Swarm intelligence has become a hot research field of artificial intelligence. Considering the importance of swarm intelligence for the future development of artificial intelligence, we discuss and analyze swarm intelligence from a broader and deeper perspective. In a broader sense, we are talking about not only bio-inspired swarm intelligence, but also human-machine hybrid swarm intelligence.
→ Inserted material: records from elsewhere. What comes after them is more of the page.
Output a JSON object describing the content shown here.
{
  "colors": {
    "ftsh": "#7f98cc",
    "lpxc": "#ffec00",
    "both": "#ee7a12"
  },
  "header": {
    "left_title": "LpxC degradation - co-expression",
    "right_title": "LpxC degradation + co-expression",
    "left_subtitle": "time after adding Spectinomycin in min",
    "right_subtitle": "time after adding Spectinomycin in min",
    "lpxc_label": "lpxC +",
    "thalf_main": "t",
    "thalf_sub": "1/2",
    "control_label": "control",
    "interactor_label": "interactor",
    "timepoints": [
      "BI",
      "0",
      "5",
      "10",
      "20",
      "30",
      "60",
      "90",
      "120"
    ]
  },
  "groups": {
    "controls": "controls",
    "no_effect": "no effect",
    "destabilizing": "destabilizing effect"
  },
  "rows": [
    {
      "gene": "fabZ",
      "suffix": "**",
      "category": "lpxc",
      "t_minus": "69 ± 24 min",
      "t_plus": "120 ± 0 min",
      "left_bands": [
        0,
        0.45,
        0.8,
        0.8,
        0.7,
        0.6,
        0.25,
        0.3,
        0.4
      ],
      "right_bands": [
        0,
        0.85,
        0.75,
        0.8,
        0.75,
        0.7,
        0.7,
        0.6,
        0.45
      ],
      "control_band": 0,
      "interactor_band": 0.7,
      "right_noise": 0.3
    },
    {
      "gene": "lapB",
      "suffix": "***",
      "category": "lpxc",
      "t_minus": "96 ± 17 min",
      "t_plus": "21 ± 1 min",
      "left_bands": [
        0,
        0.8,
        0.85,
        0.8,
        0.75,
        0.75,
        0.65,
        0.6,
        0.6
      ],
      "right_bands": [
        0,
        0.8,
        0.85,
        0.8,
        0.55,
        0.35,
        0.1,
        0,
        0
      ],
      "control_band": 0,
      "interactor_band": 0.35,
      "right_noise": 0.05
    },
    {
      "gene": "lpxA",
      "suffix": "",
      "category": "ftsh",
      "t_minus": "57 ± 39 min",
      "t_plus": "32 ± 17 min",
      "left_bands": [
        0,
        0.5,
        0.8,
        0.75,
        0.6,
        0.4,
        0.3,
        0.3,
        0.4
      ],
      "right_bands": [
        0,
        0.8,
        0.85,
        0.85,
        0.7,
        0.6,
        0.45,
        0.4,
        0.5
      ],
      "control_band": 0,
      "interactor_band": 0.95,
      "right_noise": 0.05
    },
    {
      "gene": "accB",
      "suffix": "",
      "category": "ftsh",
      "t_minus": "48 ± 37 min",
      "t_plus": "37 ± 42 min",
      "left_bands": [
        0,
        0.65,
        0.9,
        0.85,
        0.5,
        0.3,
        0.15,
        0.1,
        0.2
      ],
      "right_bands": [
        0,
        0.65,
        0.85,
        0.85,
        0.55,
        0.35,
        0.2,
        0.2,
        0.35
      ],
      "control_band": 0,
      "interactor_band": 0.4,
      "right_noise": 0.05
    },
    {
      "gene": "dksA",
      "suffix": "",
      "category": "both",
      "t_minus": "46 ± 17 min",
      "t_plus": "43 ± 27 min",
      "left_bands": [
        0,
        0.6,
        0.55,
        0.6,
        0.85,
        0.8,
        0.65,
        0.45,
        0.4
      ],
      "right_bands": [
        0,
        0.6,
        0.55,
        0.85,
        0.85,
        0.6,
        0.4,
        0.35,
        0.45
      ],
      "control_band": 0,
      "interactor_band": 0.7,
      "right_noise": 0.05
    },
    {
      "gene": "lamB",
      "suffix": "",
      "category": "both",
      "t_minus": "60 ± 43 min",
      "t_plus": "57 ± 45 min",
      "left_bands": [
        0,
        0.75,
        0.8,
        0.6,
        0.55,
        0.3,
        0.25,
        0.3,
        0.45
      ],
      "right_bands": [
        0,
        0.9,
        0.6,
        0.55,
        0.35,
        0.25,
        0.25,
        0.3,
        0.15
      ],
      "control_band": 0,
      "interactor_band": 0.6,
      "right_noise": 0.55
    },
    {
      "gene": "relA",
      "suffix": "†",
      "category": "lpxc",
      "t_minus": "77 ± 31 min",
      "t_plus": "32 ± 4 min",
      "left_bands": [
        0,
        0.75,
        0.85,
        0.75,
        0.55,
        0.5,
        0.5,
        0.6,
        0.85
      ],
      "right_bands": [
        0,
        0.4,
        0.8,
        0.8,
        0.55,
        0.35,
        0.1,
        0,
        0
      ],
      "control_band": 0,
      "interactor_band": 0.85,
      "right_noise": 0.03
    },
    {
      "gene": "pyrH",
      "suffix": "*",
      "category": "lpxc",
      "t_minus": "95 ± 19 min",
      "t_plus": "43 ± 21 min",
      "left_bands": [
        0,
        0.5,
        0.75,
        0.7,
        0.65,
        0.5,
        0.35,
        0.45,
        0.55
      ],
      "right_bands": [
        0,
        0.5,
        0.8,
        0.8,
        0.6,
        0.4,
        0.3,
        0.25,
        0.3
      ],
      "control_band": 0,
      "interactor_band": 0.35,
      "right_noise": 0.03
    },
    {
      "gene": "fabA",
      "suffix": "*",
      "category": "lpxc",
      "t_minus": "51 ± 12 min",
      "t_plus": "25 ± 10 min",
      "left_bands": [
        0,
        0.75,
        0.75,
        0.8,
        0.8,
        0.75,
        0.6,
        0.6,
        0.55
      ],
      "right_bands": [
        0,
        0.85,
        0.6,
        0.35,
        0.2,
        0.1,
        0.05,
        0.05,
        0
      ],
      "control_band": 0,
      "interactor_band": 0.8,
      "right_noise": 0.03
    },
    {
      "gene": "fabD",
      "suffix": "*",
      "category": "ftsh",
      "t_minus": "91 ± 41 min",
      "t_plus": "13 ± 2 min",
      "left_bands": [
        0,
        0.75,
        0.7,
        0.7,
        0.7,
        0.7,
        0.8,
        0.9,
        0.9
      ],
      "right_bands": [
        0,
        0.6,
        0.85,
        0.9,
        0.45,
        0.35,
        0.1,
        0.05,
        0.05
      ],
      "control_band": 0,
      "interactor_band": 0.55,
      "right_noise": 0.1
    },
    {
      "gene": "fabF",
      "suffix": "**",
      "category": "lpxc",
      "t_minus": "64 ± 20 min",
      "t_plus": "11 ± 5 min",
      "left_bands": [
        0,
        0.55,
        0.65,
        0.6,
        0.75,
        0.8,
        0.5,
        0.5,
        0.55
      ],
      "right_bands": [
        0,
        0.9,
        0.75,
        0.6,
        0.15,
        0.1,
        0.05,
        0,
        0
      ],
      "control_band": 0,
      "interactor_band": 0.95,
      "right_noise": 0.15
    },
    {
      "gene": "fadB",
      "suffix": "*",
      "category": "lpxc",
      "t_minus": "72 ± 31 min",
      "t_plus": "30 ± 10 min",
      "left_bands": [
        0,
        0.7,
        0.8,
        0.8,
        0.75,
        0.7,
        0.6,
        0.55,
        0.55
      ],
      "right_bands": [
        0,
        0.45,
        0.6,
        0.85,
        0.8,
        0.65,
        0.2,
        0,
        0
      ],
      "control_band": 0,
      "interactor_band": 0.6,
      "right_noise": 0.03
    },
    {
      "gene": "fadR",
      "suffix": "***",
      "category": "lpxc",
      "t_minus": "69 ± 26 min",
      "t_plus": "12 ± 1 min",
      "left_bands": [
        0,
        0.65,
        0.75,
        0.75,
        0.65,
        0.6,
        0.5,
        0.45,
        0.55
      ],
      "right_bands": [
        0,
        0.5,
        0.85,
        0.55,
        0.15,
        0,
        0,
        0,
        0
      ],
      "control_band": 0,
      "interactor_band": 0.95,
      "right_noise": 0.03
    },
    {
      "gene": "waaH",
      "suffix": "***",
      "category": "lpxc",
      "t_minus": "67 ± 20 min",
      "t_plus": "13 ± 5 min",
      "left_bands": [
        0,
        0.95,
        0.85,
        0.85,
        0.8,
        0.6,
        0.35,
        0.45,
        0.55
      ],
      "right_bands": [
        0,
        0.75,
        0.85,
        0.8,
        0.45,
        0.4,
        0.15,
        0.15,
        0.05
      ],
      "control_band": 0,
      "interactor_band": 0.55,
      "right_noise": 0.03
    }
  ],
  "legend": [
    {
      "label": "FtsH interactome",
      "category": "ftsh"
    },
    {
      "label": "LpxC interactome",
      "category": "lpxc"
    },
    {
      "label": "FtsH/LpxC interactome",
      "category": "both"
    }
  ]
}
In a deeper sense, we discuss the research using a three-layer hierarchy: in the first layer, we divide the research of swarm intelligence into bio-inspired swarm intelligence and human-machine hybrid swarm intelligence; in the second layer, the bio-inspired swarm intelligence is divided into single-population swarm intelligence and multi-population swarm intelligence; and in the third layer, we review single-population, multi-population and human-machine hybrid models from different perspectives. Single-population swarm intelligence is inspired by biological intelligence. To further solve complex optimization problems, researchers have made preliminary explorations in multi-population swarm intelligence. However, it is difficult for bio-inspired swarm intelligence to realize dynamic cognitive intelligent behavior that meets the needs of human cognition. Researchers have introduced human intelligence into computing systems and proposed human-machine hybrid swarm intelligence. In addition to single-population swarm intelligence, we thoroughly review multi-population and human-machine hybrid swarm intelligence in this paper. We also discuss the applications of swarm intelligence in optimization, big data analysis, unmanned systems and other fields. Finally, we discuss future research directions and key issues to be studied in swarm intelligence.